This article looks at ontology’s and compares traditional predefined fixed expert ontology’s with the current web trend of individually defined organically growing tagging of web content post-publishing that is becoming every more popular on the web.
It reviews the traditional methods and looks at how they are based on library’s who’s systems where designed to find a book on a shelf so a thus it had to have only one place in the catalog system.
The essence of a book isn’t the ideas it contains. The essence of a book is “book.” Thinking that library catelogs exist to organize concepts confuses the container for the thing contained.
The article basically compares hierarchical systems with a flat unstructured one. The realisation that:
One of the biggest problems with categorizing things in advance is that it forces the categorizers to take on two jobs that have historically been quite hard: mind reading, and fortune telling. It forces categorizers to guess what their users are thinking, and to make predictions about the future.
It ends with an analysis of del.icio.us tagging and provides some statistical views of it.
My ideas from this
- Perhaps you can get the users on a community driven site to classify the content on that site. If uses are offered a system to mark articles (items) as ‘favourites/bookmarks’ they could be also offered a option to tag add tags so they can find it again. These tags could be globally pooled and a dynamic thesaurus could be generated between like terms/tags.
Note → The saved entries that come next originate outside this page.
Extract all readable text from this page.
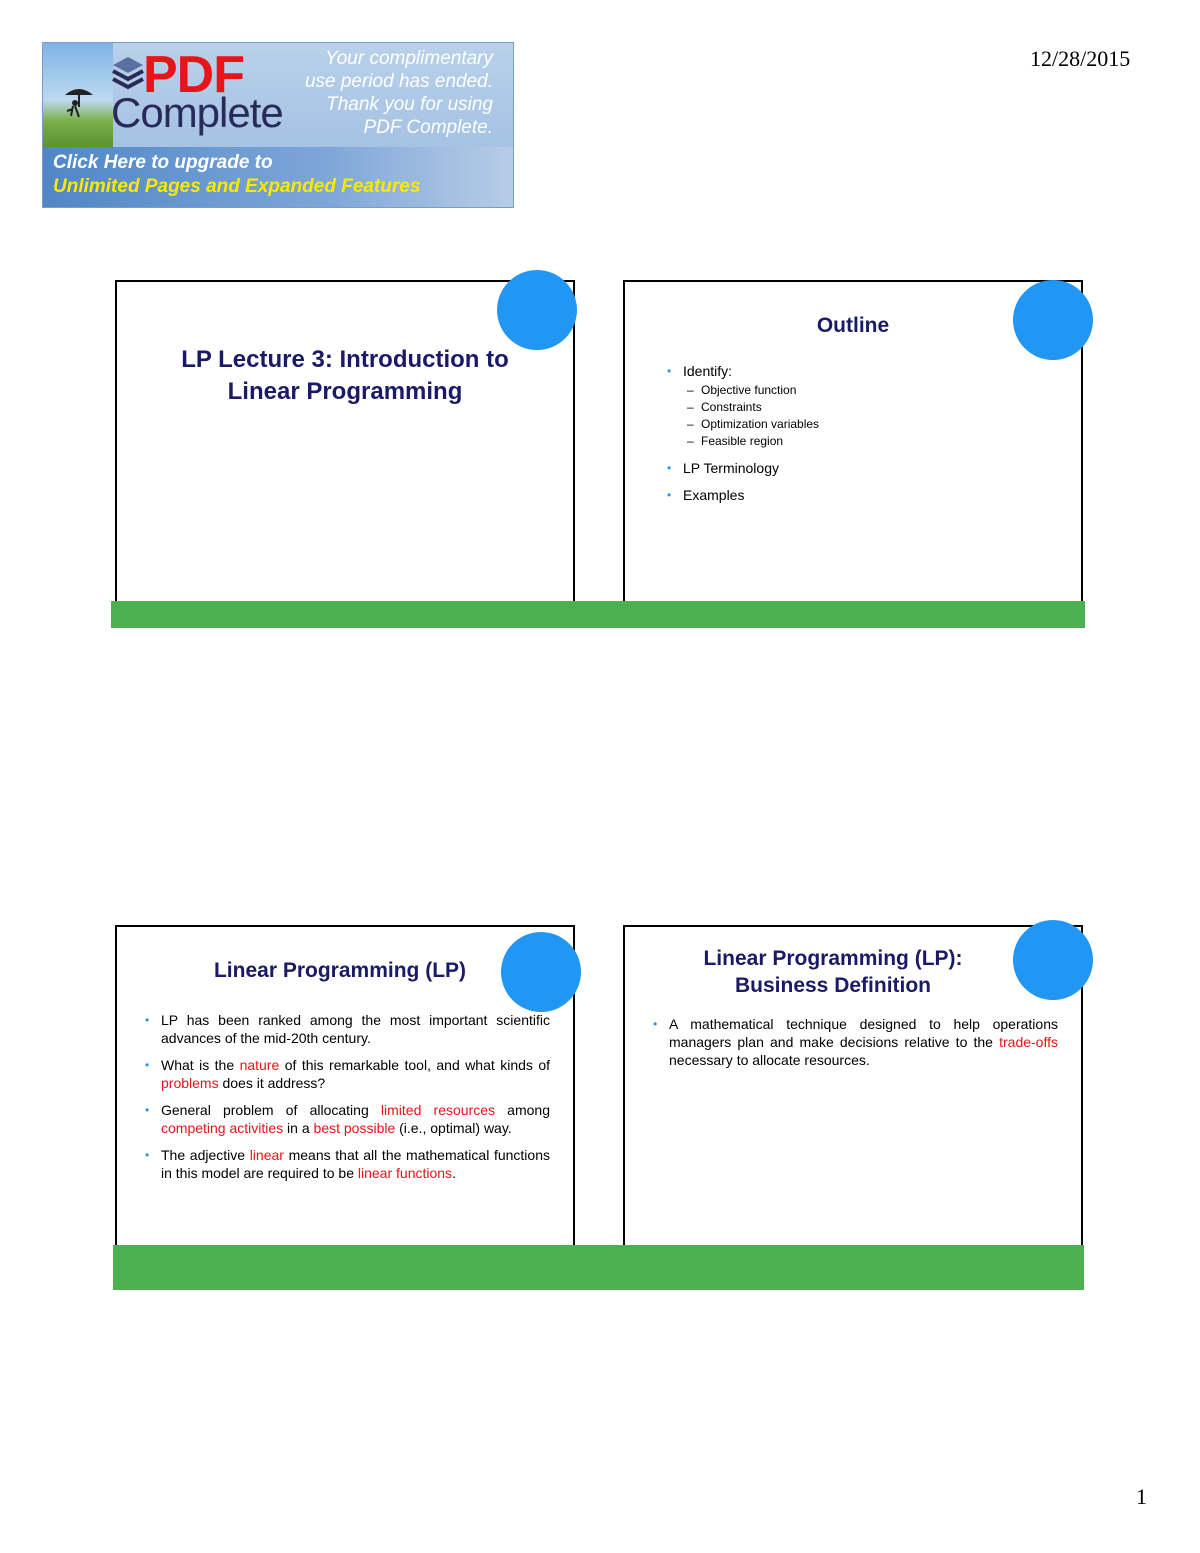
12/28/2015
PDF
Complete
Your complimentary
use period has ended.
Thank you for using
PDF Complete.
Click Here to upgrade to
Unlimited Pages and Expanded Features
LP Lecture 3: Introduction to
Linear Programming
Outline
• Identify:
– Objective function
– Constraints
– Optimization variables
– Feasible region
• LP Terminology
• Examples
Linear Programming (LP)
• LP has been ranked among the most important scientific advances of the mid-20th century.
• What is the nature of this remarkable tool, and what kinds of problems does it address?
• General problem of allocating limited resources among competing activities in a best possible (i.e., optimal) way.
• The adjective linear means that all the mathematical functions in this model are required to be linear functions.
Linear Programming (LP):
Business Definition
• A mathematical technique designed to help operations managers plan and make decisions relative to the trade-offs necessary to allocate resources.
1
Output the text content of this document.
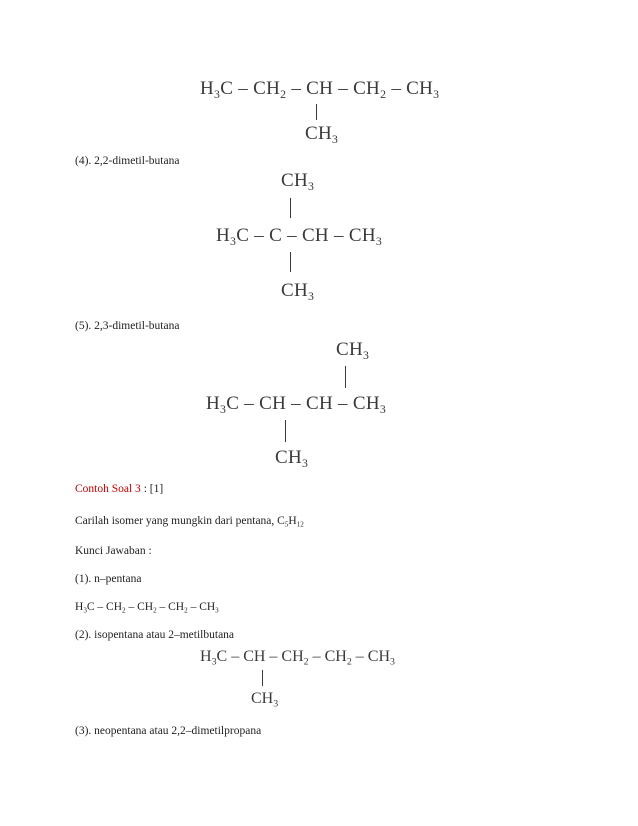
$H_3C - CH_2$ – CH – $CH_2 - CH_3$
$CH_3$
(4). 2,2-dimetil-butana
$CH_3$
$H_3C$ – C – CH – $CH_3$
$CH_3$
(5). 2,3-dimetil-butana
$CH_3$
$H_3C$ – CH – CH – $CH_3$
$CH_3$
Contoh Soal 3 : [1]
Carilah isomer yang mungkin dari pentana, $C_5H_{12}$
Kunci Jawaban :
(1). n–pentana
$H_3C - CH_2 - CH_2 - CH_2 - CH_3$
(2). isopentana atau 2–metilbutana
$H_3C$ – CH – $CH_2 - CH_2 - CH_3$
$CH_3$
(3). neopentana atau 2,2–dimetilpropana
- Music managers, such as iTunes or Winamp, should allow a tag type labelling for genre. Disocogs handles this well but having ‘Genre’ with a top level type label and then ‘Style’ which can be a list of styles an album falls into. Better would be to have this per song as often tracks on the same album will be in different styles.
the semantics here are in the users, not in the system. This is not a way to get computers to understand things…The tag overlap is in the system, but the tag semantics are in the users. This is not a way to inject linguistic meaning into the machine.
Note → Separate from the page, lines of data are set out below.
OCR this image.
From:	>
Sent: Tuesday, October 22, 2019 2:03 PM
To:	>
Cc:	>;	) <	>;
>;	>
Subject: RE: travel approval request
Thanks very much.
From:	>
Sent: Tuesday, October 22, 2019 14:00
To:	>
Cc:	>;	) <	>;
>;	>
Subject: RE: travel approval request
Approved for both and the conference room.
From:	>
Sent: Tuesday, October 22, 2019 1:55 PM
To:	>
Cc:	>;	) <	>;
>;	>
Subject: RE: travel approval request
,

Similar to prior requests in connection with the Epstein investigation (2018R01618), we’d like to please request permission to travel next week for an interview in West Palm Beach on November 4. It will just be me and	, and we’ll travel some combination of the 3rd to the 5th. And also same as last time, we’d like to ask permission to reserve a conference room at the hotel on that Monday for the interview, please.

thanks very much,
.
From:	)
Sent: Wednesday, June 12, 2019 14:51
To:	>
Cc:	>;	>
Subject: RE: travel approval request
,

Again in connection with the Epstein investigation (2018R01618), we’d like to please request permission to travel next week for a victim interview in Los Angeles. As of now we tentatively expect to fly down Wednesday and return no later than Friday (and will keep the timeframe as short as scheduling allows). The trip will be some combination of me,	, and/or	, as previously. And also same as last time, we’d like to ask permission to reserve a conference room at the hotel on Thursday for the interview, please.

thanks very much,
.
I disagree here. I believe that ‘meaning’ of words is individual to everyone and is based on the examples of our own experience. del.icio.us is providing individual opinions of word meanings/groupings and giving an example (the URL). I think together this is closer to how our brains work than anything else. It might be argued that del.icio.us doesn’t understand this information, but what is understanding it? Because del.icio.us doesn’t have a mean to express its ‘understanding’ how can we say it doesn’t?
Within its domain and only mode of expression (i.e. recommending tags based on a given one) then it does understand because it can equate tags that are similar. If this is not understanding then what is? I mean isn’t this what we do when we are asked what a ‘dog’ is? Don’t we recall our experiences of ‘dog’ to create an ‘understanding’ in our minds which is converted to words to relate this. Words that come together to form related meaning, as a dictionary uses words to describe words.
I think in this way Google is in fact intelligent as it is like a concept dictionary of all the information online. ‘Intelligent’ within its domain and mode of communication.